[フランス総選挙]統治経験なき右翼、核保有国フランスを治める不安――国際問題専門誌『グラン・コンティナン』代表ジル・グレサニ氏
[2024年7月4日、フランス・パリ](C)EPA=時事
――今回の総選挙で、右翼「国民連合」がなぜ、これほど伸張ぶりを示しているのでしょうか。 理由はある意味、単純です。今回の総選挙は欧州議会選挙の直後、(大統領エマニュエル・マクロンによる)一方的な解散によって始まりました。選挙期間が極めて短かったため、国民連合が大統領与党に圧勝した欧州議会選の流れ 1 がそのまま引き継がれたのです。その結果、欧州議会選と同様に、パリを除く国内ほとんどの地域で国民連合がトップとなりました。今や、国民連合が国民議会(下院)で第一党となるのは間違いありません。
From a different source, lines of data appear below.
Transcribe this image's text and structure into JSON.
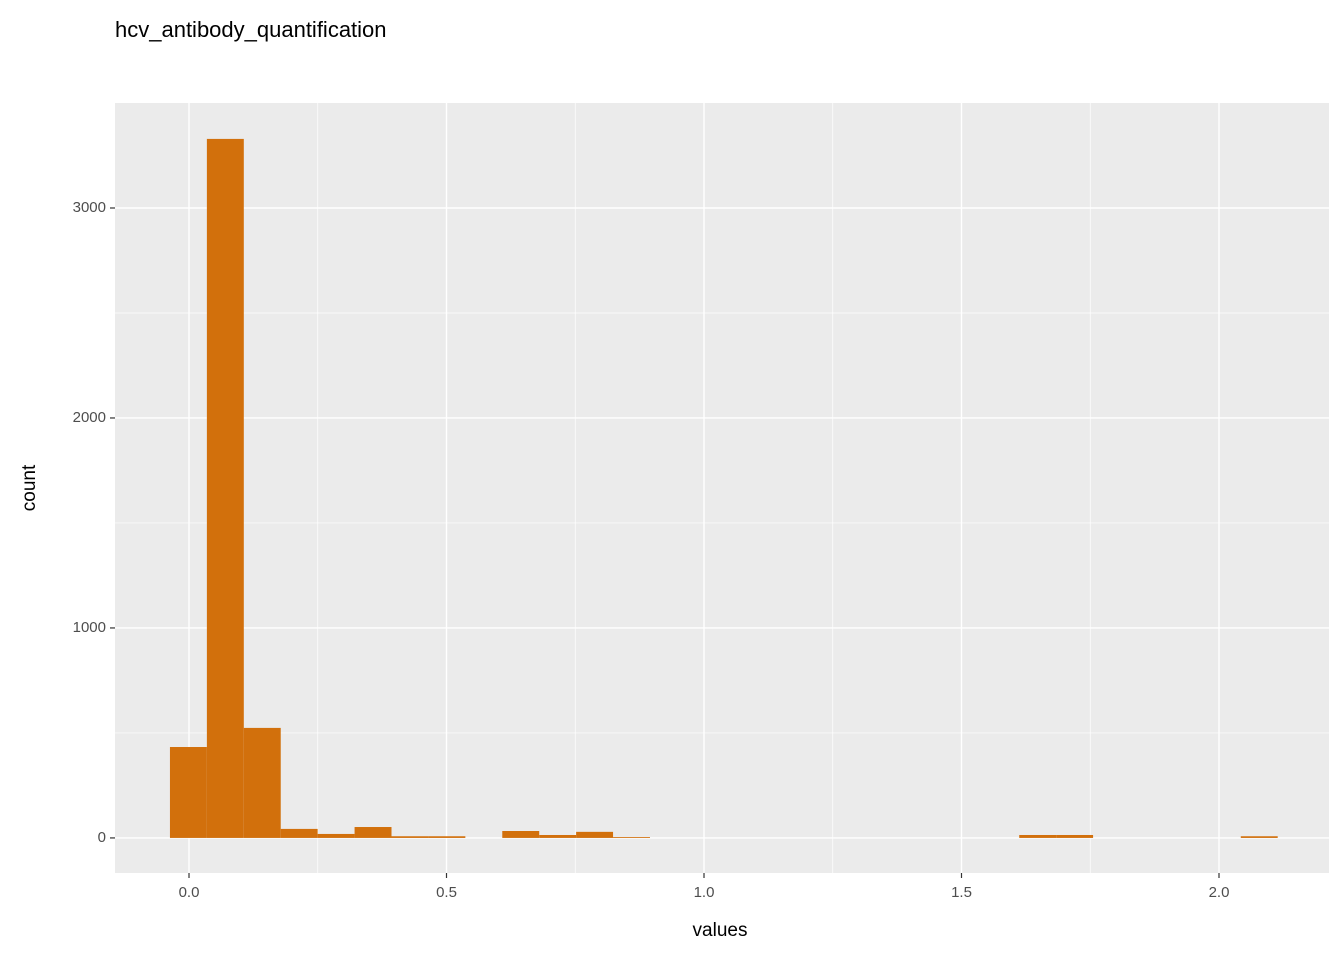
{
  "chart_data": {
    "type": "histogram",
    "title": "hcv_antibody_quantification",
    "x_label": "values",
    "y_label": "count",
    "bins": [
      -0.037,
      0.0347,
      0.1064,
      0.1781,
      0.2498,
      0.3215,
      0.3932,
      0.4649,
      0.5366,
      0.6083,
      0.68,
      0.7517,
      0.8234,
      0.8951,
      0.9668,
      1.0385,
      1.1102,
      1.1819,
      1.2536,
      1.3253,
      1.397,
      1.4687,
      1.5404,
      1.6121,
      1.6838,
      1.7555,
      1.8272,
      1.8989,
      1.9706,
      2.0423,
      2.114
    ],
    "values": [
      433,
      3329,
      524,
      43,
      19,
      52,
      8,
      8,
      0,
      33,
      14,
      29,
      4,
      0,
      0,
      0,
      0,
      0,
      0,
      0,
      0,
      0,
      0,
      14,
      14,
      0,
      0,
      0,
      0,
      8
    ],
    "color": "#d2700c",
    "xlim": [
      -0.1437,
      2.2136
    ],
    "ylim": [
      -167,
      3500
    ],
    "xticks": [
      {
        "value": 0,
        "label": "0.0"
      },
      0.5,
      {
        "value": 1,
        "label": "1.0"
      },
      1.5,
      {
        "value": 2,
        "label": "2.0"
      }
    ],
    "yticks": [
      0,
      1000,
      2000,
      3000
    ],
    "x_minor_ticks": [
      0.25,
      0.75,
      1.25,
      1.75
    ],
    "y_minor_ticks": [
      500,
      1500,
      2500
    ],
    "grid": true
  }
}
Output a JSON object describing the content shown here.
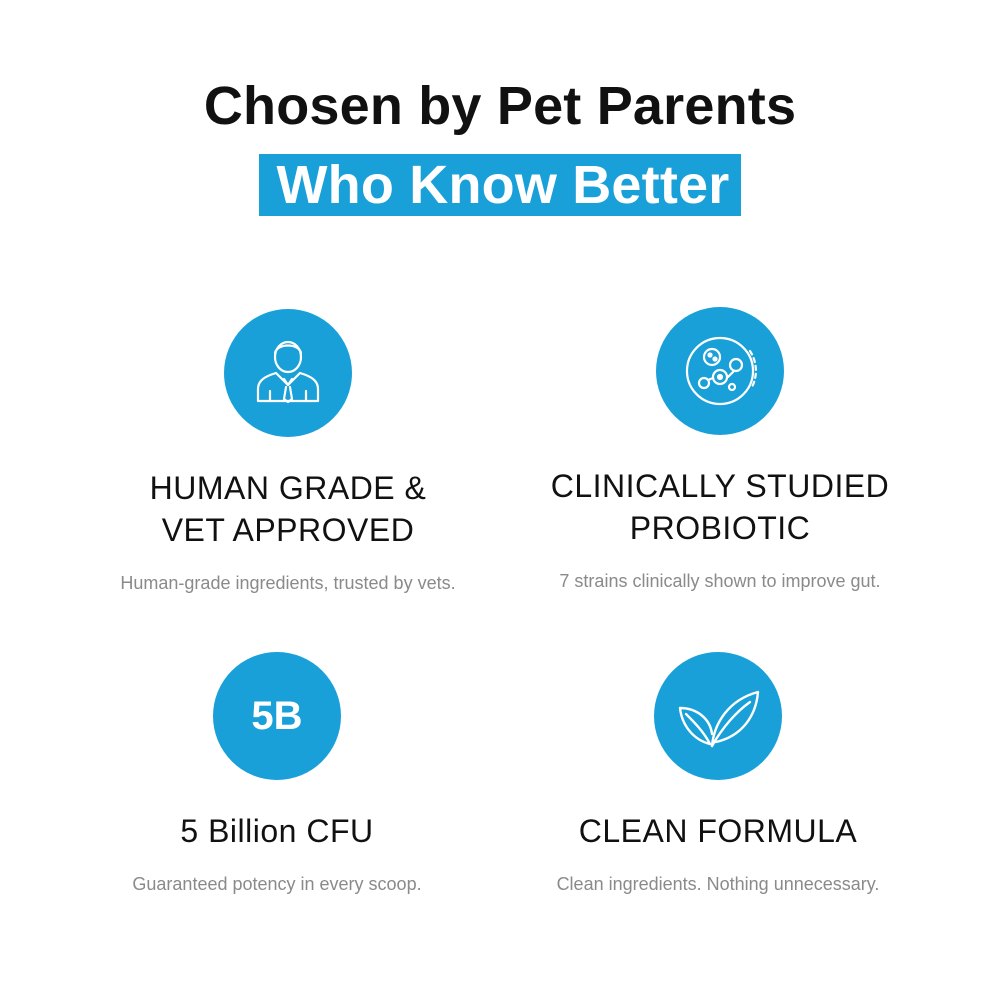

残された問いは、過半数を得るかどうかです。 現在のフランスの支持層は、右翼と中道マクロン派と左派左翼でほぼ3等分されますが、右翼は30%よりやや多く、中道はやや少ない。中道と左派左翼が連携すると右翼に勝ち目はないのですが、有権者の反応を見ると、連携はうまくいきそうにありません。世論調査では中道支持層の50%あまりが決選で左派左翼に投票するつもりがない。左派左翼支持層の約50%もマクロン派の候補には投票しない。両者が一緒にやるのは、やはり不自然なのです。